From January 1 to June 30, 251 people were hanged in Iran compared with 117 in the first half of last year, Norway-based Iran Human Rights (IHR) said in a report.
UN Secretary-General Antonio Guterres had expressed concern last month over the rise in executions, with Iran again executing drug offenders in high numbers and many people from ethnic minorities.
Iran has over the last months seen nationwide protests over economic grievances such as the rise in cost of basic staples including bread.
“There is no doubt that spreading fear to counteract the growing popular anti-regime protests is the main goal of these executions,” IHR founder Mahmood Amiry-Moghaddam told AFP.
“Only stronger international reactions and domestic campaigns against the executions can raise the political cost of these executions for the authorities and stop the increasing trend,” he said.
He noted that 137 of the executions had taken place since the new wave of protests started on May 7. Six women were also among those executed, IHR said.
According to IHR, eight prisoners were executed on rape and murder charges at the Rajai Shahr prison outside Tehran on Wednesday alone.
There is also particular concern among activists over the disproportionately high numbers of Iran’s non-Persian ethnic minorities — especially Baluch and Kurds — who are being executed.
IHR said that it has in this period counted the executions of 67 prisoners from the Baluch minority, who adhere to the Sunni strain of Islam in mainly Shiite Iran and live in the southeast of the country.
Activists had also expressed dismay over the June 20 execution of a Kurdish man named Firuz Musalou, who had been convicted on charges of membership of the outlawed Kurdistan Workers Party (PKK) that has waged an insurgency in neighboring Turkey.
His sentence was carried out in secret without his family being informed.
Amnesty International’s annual report on the death penalty had said in 2021 the number of executions had risen 28 percent to 314, the highest since 2017 and reversing declines since then.
It noted that at least 19 percent of the recorded executions were members of the Baluch ethnic minority, who form just up to five percent of Iran’s population overall.

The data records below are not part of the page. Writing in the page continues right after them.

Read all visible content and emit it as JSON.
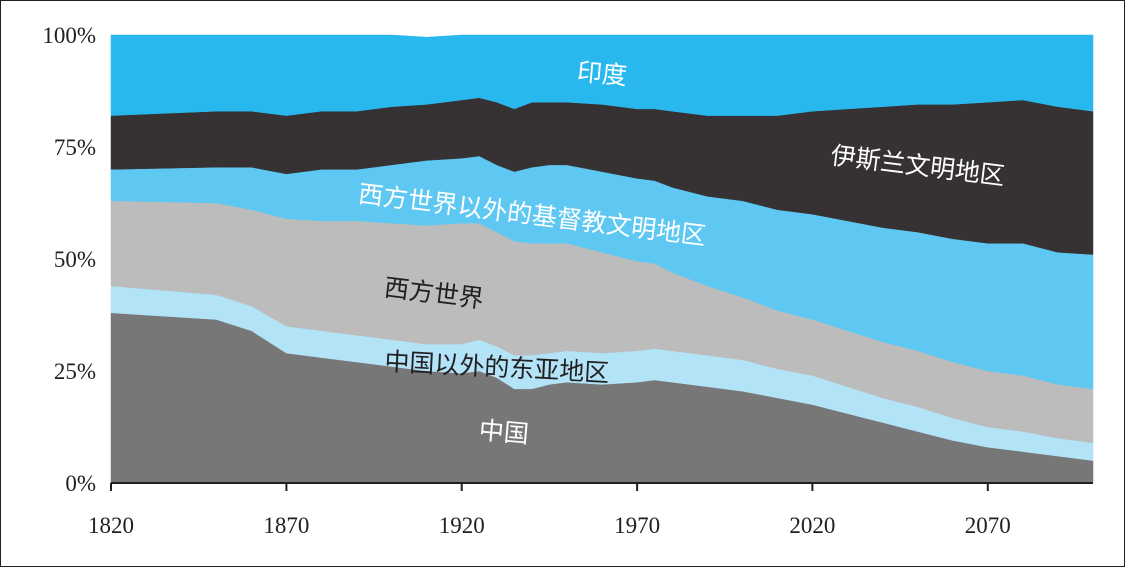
{
  "chart_data": {
    "type": "area",
    "stacked": true,
    "x": [
      1820,
      1850,
      1860,
      1870,
      1880,
      1890,
      1900,
      1910,
      1920,
      1925,
      1930,
      1935,
      1940,
      1945,
      1950,
      1960,
      1970,
      1975,
      1980,
      1990,
      2000,
      2010,
      2020,
      2030,
      2040,
      2050,
      2060,
      2070,
      2080,
      2090,
      2100
    ],
    "xlim": [
      1820,
      2100
    ],
    "ylim": [
      0,
      100
    ],
    "x_ticks": [
      1820,
      1870,
      1920,
      1970,
      2020,
      2070
    ],
    "y_ticks": [
      0,
      25,
      50,
      75,
      100
    ],
    "y_tick_labels": [
      "0%",
      "25%",
      "50%",
      "75%",
      "100%"
    ],
    "grid": false,
    "legend": "none",
    "series": [
      {
        "name": "中国",
        "color": "#777777",
        "label_color": "#ffffff",
        "values": [
          38.0,
          36.5,
          34.0,
          29.0,
          28.0,
          27.0,
          26.0,
          25.0,
          24.5,
          25.0,
          23.5,
          21.0,
          21.0,
          22.0,
          22.5,
          22.0,
          22.5,
          23.0,
          22.5,
          21.5,
          20.5,
          19.0,
          17.5,
          15.5,
          13.5,
          11.5,
          9.5,
          8.0,
          7.0,
          6.0,
          5.0
        ]
      },
      {
        "name": "中国以外的东亚地区",
        "color": "#b2e3f7",
        "label_color": "#231f20",
        "values": [
          6.0,
          5.5,
          5.5,
          6.0,
          6.0,
          6.0,
          6.0,
          6.0,
          6.5,
          7.0,
          7.0,
          7.5,
          7.5,
          7.0,
          7.0,
          7.0,
          7.0,
          7.0,
          7.0,
          7.0,
          7.0,
          6.5,
          6.5,
          6.0,
          5.5,
          5.5,
          5.0,
          4.5,
          4.5,
          4.0,
          4.0
        ]
      },
      {
        "name": "西方世界",
        "color": "#bcbcbc",
        "label_color": "#231f20",
        "values": [
          19.0,
          20.5,
          21.5,
          24.0,
          24.5,
          25.5,
          26.0,
          26.5,
          27.0,
          26.0,
          25.5,
          25.5,
          25.0,
          24.5,
          24.0,
          22.5,
          20.0,
          19.0,
          17.5,
          15.5,
          14.0,
          13.0,
          12.5,
          12.5,
          12.5,
          12.5,
          12.5,
          12.5,
          12.5,
          12.0,
          12.0
        ]
      },
      {
        "name": "西方世界以外的基督教文明地区",
        "color": "#5ec8f2",
        "label_color": "#ffffff",
        "values": [
          7.0,
          8.0,
          9.5,
          10.0,
          11.5,
          11.5,
          13.0,
          14.5,
          14.5,
          15.0,
          15.0,
          15.5,
          17.0,
          17.5,
          17.5,
          18.0,
          18.5,
          18.5,
          19.0,
          20.0,
          21.5,
          22.5,
          23.5,
          24.5,
          25.5,
          26.5,
          27.5,
          28.5,
          29.5,
          29.5,
          30.0
        ]
      },
      {
        "name": "伊斯兰文明地区",
        "color": "#363234",
        "label_color": "#ffffff",
        "values": [
          12.0,
          12.5,
          12.5,
          13.0,
          13.0,
          13.0,
          13.0,
          12.5,
          13.0,
          13.0,
          14.0,
          14.0,
          14.5,
          14.0,
          14.0,
          15.0,
          15.5,
          16.0,
          17.0,
          18.0,
          19.0,
          21.0,
          23.0,
          25.0,
          27.0,
          28.5,
          30.0,
          31.5,
          32.0,
          32.5,
          32.0
        ]
      },
      {
        "name": "印度",
        "color": "#29b8ee",
        "label_color": "#ffffff",
        "values": [
          18.0,
          17.0,
          17.0,
          18.0,
          17.0,
          17.0,
          16.0,
          15.0,
          14.5,
          14.0,
          15.0,
          16.5,
          15.0,
          15.0,
          15.0,
          15.5,
          16.5,
          16.5,
          17.0,
          18.0,
          18.0,
          18.0,
          17.0,
          16.5,
          16.0,
          15.5,
          15.5,
          15.0,
          14.5,
          16.0,
          17.0
        ]
      }
    ],
    "labels": [
      {
        "series": 5,
        "text": "印度",
        "x": 1960,
        "y": 91,
        "rotation": 5
      },
      {
        "series": 4,
        "text": "伊斯兰文明地区",
        "x": 2050,
        "y": 70.5,
        "rotation": 7
      },
      {
        "series": 3,
        "text": "西方世界以外的基督教文明地区",
        "x": 1940,
        "y": 59.5,
        "rotation": 7
      },
      {
        "series": 2,
        "text": "西方世界",
        "x": 1912,
        "y": 42,
        "rotation": 7
      },
      {
        "series": 1,
        "text": "中国以外的东亚地区",
        "x": 1930,
        "y": 25.5,
        "rotation": 3
      },
      {
        "series": 0,
        "text": "中国",
        "x": 1932,
        "y": 11,
        "rotation": 5
      }
    ]
  }
}
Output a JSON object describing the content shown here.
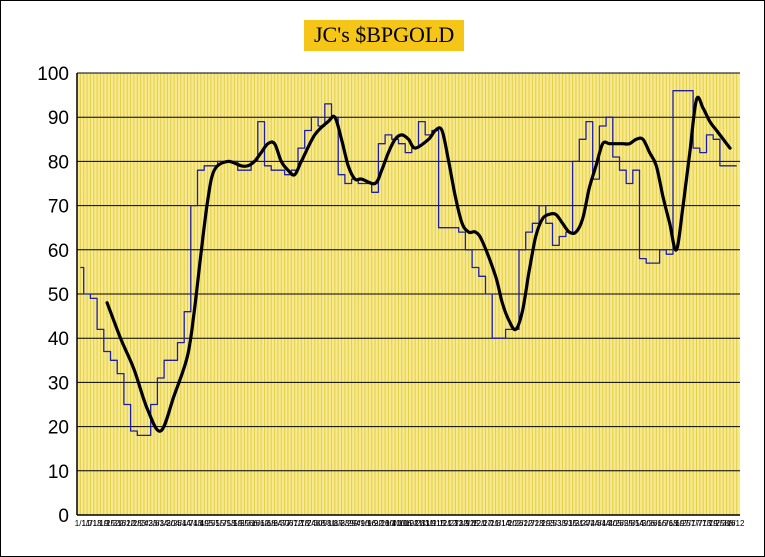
{
  "chart_data": {
    "type": "line",
    "title": "JC's $BPGOLD",
    "xlabel": "",
    "ylabel": "",
    "ylim": [
      0,
      100
    ],
    "yticks": [
      0,
      10,
      20,
      30,
      40,
      50,
      60,
      70,
      80,
      90,
      100
    ],
    "xtick_labels": [
      "1/1",
      "1/7",
      "1/13",
      "1/19",
      "1/25",
      "1/31",
      "2/6",
      "2/12",
      "2/18",
      "2/24",
      "3/2",
      "3/8",
      "3/14",
      "3/20",
      "3/26",
      "4/1",
      "4/7",
      "4/13",
      "4/19",
      "4/25",
      "5/1",
      "5/7",
      "5/13",
      "5/19",
      "5/25",
      "5/31",
      "6/6",
      "6/12",
      "6/18",
      "6/24",
      "6/30",
      "7/6",
      "7/12",
      "7/18",
      "7/24",
      "7/30",
      "8/5",
      "8/11",
      "8/17",
      "8/23",
      "8/29",
      "9/4",
      "9/10",
      "9/16",
      "9/22",
      "9/28",
      "10/4",
      "10/10",
      "10/16",
      "10/22",
      "10/28",
      "11/3",
      "11/9",
      "11/15",
      "11/21",
      "11/27",
      "12/3",
      "12/9",
      "12/15",
      "12/21",
      "12/27",
      "1/2",
      "1/8",
      "1/14",
      "1/20",
      "1/26",
      "2/1",
      "2/7",
      "2/13",
      "2/19",
      "2/25",
      "3/3",
      "3/9",
      "3/15",
      "3/21",
      "3/27",
      "4/2",
      "4/8",
      "4/14",
      "4/20",
      "4/26",
      "5/2",
      "5/8",
      "5/14",
      "5/20",
      "5/26",
      "6/1",
      "6/7",
      "6/13",
      "6/19",
      "6/25",
      "7/1",
      "7/7",
      "7/13",
      "7/19",
      "7/25",
      "7/31",
      "8/6",
      "8/12"
    ],
    "colors": {
      "plot_background": "#f7e98f",
      "grid_line": "#e3cf45",
      "title_background": "#f5c518",
      "raw_series": "#1f1f9e",
      "smoothed_series": "#000000"
    },
    "series": [
      {
        "style": "thin-blue-step",
        "x": [
          0,
          1,
          2,
          3,
          4,
          5,
          6,
          7,
          8,
          9,
          10,
          11,
          12,
          13,
          14,
          15,
          16,
          17,
          18,
          19,
          20,
          21,
          22,
          23,
          24,
          25,
          26,
          27,
          28,
          29,
          30,
          31,
          32,
          33,
          34,
          35,
          36,
          37,
          38,
          39,
          40,
          41,
          42,
          43,
          44,
          45,
          46,
          47,
          48,
          49,
          50,
          51,
          52,
          53,
          54,
          55,
          56,
          57,
          58,
          59,
          60,
          61,
          62,
          63,
          64,
          65,
          66,
          67,
          68,
          69,
          70,
          71,
          72,
          73,
          74,
          75,
          76,
          77,
          78,
          79,
          80,
          81,
          82,
          83,
          84,
          85,
          86,
          87,
          88,
          89,
          90,
          91,
          92,
          93,
          94,
          95,
          96,
          97,
          98
        ],
        "values": [
          56,
          50,
          49,
          42,
          37,
          35,
          32,
          25,
          19,
          18,
          18,
          25,
          31,
          35,
          35,
          39,
          46,
          70,
          78,
          79,
          79,
          80,
          80,
          80,
          78,
          78,
          80,
          89,
          79,
          78,
          78,
          77,
          78,
          83,
          87,
          90,
          88,
          93,
          90,
          77,
          75,
          76,
          75,
          75,
          73,
          84,
          86,
          85,
          84,
          82,
          83,
          89,
          86,
          87,
          65,
          65,
          65,
          64,
          60,
          56,
          54,
          50,
          40,
          40,
          42,
          42,
          60,
          64,
          66,
          70,
          66,
          61,
          63,
          64,
          80,
          85,
          89,
          76,
          88,
          90,
          81,
          78,
          75,
          78,
          58,
          57,
          57,
          60,
          59,
          96,
          96,
          96,
          83,
          82,
          86,
          85,
          79,
          79,
          79
        ]
      },
      {
        "style": "thick-black-smoothed",
        "x": [
          4,
          6,
          8,
          10,
          12,
          14,
          16,
          17,
          18,
          19,
          20,
          22,
          24,
          25,
          26,
          27,
          28,
          29,
          30,
          31,
          32,
          33,
          35,
          37,
          38,
          39,
          40,
          41,
          42,
          44,
          45,
          46,
          47,
          48,
          49,
          50,
          52,
          53,
          54,
          55,
          56,
          57,
          58,
          59,
          60,
          62,
          63,
          64,
          65,
          66,
          67,
          68,
          69,
          70,
          71,
          72,
          73,
          74,
          75,
          76,
          77,
          78,
          79,
          80,
          81,
          82,
          83,
          84,
          85,
          86,
          87,
          88,
          89,
          90,
          91,
          92,
          93,
          94,
          95,
          96,
          97
        ],
        "values": [
          48,
          40,
          33,
          24,
          19,
          27,
          36,
          46,
          59,
          71,
          78,
          80,
          79,
          79,
          80,
          82,
          84,
          84,
          80,
          78,
          77,
          80,
          86,
          89,
          90,
          85,
          79,
          76,
          76,
          75,
          78,
          82,
          85,
          86,
          85,
          83,
          85,
          87,
          87,
          80,
          72,
          66,
          64,
          64,
          62,
          54,
          48,
          44,
          42,
          46,
          55,
          63,
          67,
          68,
          68,
          66,
          64,
          64,
          67,
          74,
          79,
          84,
          84,
          84,
          84,
          84,
          85,
          85,
          82,
          79,
          72,
          66,
          60,
          70,
          82,
          94,
          92,
          89,
          87,
          85,
          83
        ]
      }
    ]
  }
}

Executions in Iran had fallen since 2017 when amendments to the country’s anti-narcotics law came into effect that reduced the number of convicts sentenced to death on drug-related charges.
“The secretary-general is deeply concerned by the increase of executions, including for drug-related offenses,” said Nada Al-Nashif, the UN’s deputy high commissioner for human rights, as she presented Guterres’ report on Iran in June.
“The death penalty continues to be imposed on the basis of charges not amounting to ‘most serious crimes’ and in ways incompatible with fair trial standards,” she added.
IHR said its tally of executions includes only those published in official media or which are confirmed by at least two independent sources, meaning the real number could be higher.